Writing What I Want
Today, I want to discuss two subjects that I want to write: gay characters and science fantasy. Including gay characters in science fiction and fantasy is a relatively new phenomenon (with increasing numbers of representation). Science fantasy, on the other hand, is an older form of science fiction and fantasy (obviously) which seems to be on the outs (I think). I want gay characters in my writing. I want gay characters to be the main protagonist, the hero. And I want to create worlds where magic and fantasy science compete and intermingle openly.
Now, it is time to discuss this in more depth.
Gay Characters My Way
With the proliferation of LGBT characters in mainstream science fiction, fantasy, and comic books, there are certain conditions to be mindful of. For one thing, LGBT characters cannot be “too gay.” What the hell does this mean, really? Does it mean the character comes out but does not engage in stereotype/ cliched gay behavior? Does it mean the character does not reference his or her sexuality after coming out? Does it mean that after coming out, said character becomes, more or less, a functional asexual?
This, understandably, pisses me off. I hate “but not too gay.” LGBT people run the gamut, much like everyone else. One lesbian may be passionate about feminism and gay rights. A gay man may be interested in a family. Another gay man may want to party, and party hard. I could go on and on.

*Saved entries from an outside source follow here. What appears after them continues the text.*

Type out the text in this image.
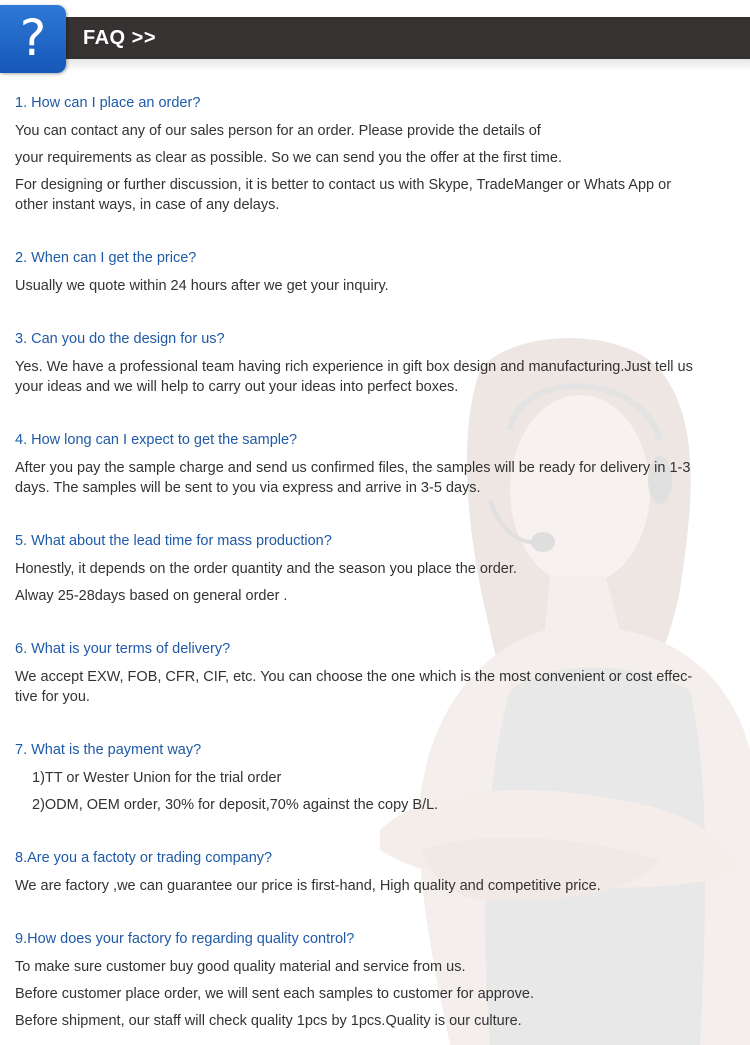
?	FAQ >>
1. How can I place an order?
You can contact any of our sales person for an order. Please provide the details of
your requirements as clear as possible. So we can send you the offer at the first time.
For designing or further discussion, it is better to contact us with Skype, TradeManger or Whats App or
other instant ways, in case of any delays.
2. When can I get the price?
Usually we quote within 24 hours after we get your inquiry.
3. Can you do the design for us?
Yes. We have a professional team having rich experience in gift box design and manufacturing.Just tell us
your ideas and we will help to carry out your ideas into perfect boxes.
4. How long can I expect to get the sample?
After you pay the sample charge and send us confirmed files, the samples will be ready for delivery in 1-3
days. The samples will be sent to you via express and arrive in 3-5 days.
5. What about the lead time for mass production?
Honestly, it depends on the order quantity and the season you place the order.
Alway 25-28days based on general order .
6. What is your terms of delivery?
We accept EXW, FOB, CFR, CIF, etc. You can choose the one which is the most convenient or cost effec-
tive for you.
7. What is the payment way?
1)TT or Wester Union for the trial order
2)ODM, OEM order, 30% for deposit,70% against the copy B/L.
8.Are you a factoty or trading company?
We are factory ,we can guarantee our price is first-hand, High quality and competitive price.
9.How does your factory fo regarding quality control?
To make sure customer buy good quality material and service from us.
Before customer place order, we will sent each samples to customer for approve.
Before shipment, our staff will check quality 1pcs by 1pcs.Quality is our culture.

But in popular culture, especially in recent years, there has been a temptation to create rather “toothless” LGBT characters. What do I mean by that?

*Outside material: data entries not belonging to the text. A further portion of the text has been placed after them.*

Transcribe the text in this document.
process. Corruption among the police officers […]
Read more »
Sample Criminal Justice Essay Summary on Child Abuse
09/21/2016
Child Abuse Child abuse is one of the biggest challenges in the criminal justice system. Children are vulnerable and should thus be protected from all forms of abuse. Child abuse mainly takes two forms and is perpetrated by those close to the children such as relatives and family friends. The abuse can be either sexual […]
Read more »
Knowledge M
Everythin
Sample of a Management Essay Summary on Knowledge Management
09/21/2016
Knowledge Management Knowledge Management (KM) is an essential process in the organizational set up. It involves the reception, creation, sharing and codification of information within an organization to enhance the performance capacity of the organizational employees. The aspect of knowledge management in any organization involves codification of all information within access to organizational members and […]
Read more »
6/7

“Toothless” LGBT characters are those characters who either remain cyphers after coming out, are presented in such a way as to be “safe,” or who are presented being either functionally asexual or in a rather passionless relationship compared to their heterosexual counterparts.
Let’s look at the New 52 version of the Teen Titans. Wonder Girl may be in a romantic triangle with Red Robin and Superboy while Kid Flash and Solstice are (or were) in a relationship. But Bunker? Not so much. I’ve read that he has a “boyfriend still in Mexico,” but that just proves my point. Another example would be Anole from X-Men. It has been mentioned that he’s been on dates, but has it ever been shown? Or take Wiccan and Hulkling’s relationship.
I’m currently working on a protagonist who happens to be a young gay man. He’s going to be “starring” in a portal quest epic fantasy of some kind (probably the science fantasy). And he’s going to have a rather active sex life. I’m thinking on the level of a gay Casanova or James Bond (more the sluttier cinematic Bond). While this has been a largely negative trope for gay men to deal with for a long time, I think it appropriate to reclaim it with a more positive interpretation. Just because a gay man likes to have a lot of sex with different men does not make him a villain. The same goes for women and men of color.
Now, before I get accused of only wanting to write promiscuous gay men as my protagonists, I have other gay characters I’m working on, too. One of those gay men will be in a committed relationship. I’m interested in writing a full gamut of characters. I don’t want to write just a single type of character, whether gay or straight.
Science Fantasy All the Way
I love science fantasy. It puts me, I think, in a very interesting position in regards to the science fiction community. I’m politically aligned with the progressive voices rising up in science fiction. I want to see more women, people of color, and LGBT in science fiction and fantasy. But my favorite science fiction and fantasy comes out of the earliest periods of the genre. I love Clark Ashton Smith, Robert E. Howard, Leigh Brackett, etc. And I am equally passionate for their successors like Tanith Lee and Michael Moorcock.
After a lot of thinking, a lot of creating, I am convinced that science fantasy is one of the genres I want to write. I want to explore the boundaries of fantasy and science. I want to challenge the voices that say knights cannot go to battle on motorcycles or fighters. I want to play with history and myth and make it work.
Currently, historicist epic fantasy and urban fantasy are the two dominant genres within the larger fantasy market. I don’t want to write that. I’m uninterested in Medieval European history (or in their fantastic literary descendants). And I’ve yet to read an urban fantasy that I’ve liked (not that I’ve read a bunch). I just don’t care for that genre’s conventions.
I want to write what I want to read. And I’m sure there is a market out there.
Writing to the market is always a temptation in genre. If medieval fantasy is popular, write that. Urban fantasy is at the top of the market? Write some of that. LGBT characters must be “safe”? Write them that way. To that, I say hell no. By the time writers begin to write to cash in on popular markets, the steam is more than likely already beginning to run out. But there may be a few bucks left.
Writing is hard. Writing what doesn’t inspire you is torture. Why put yourself through that?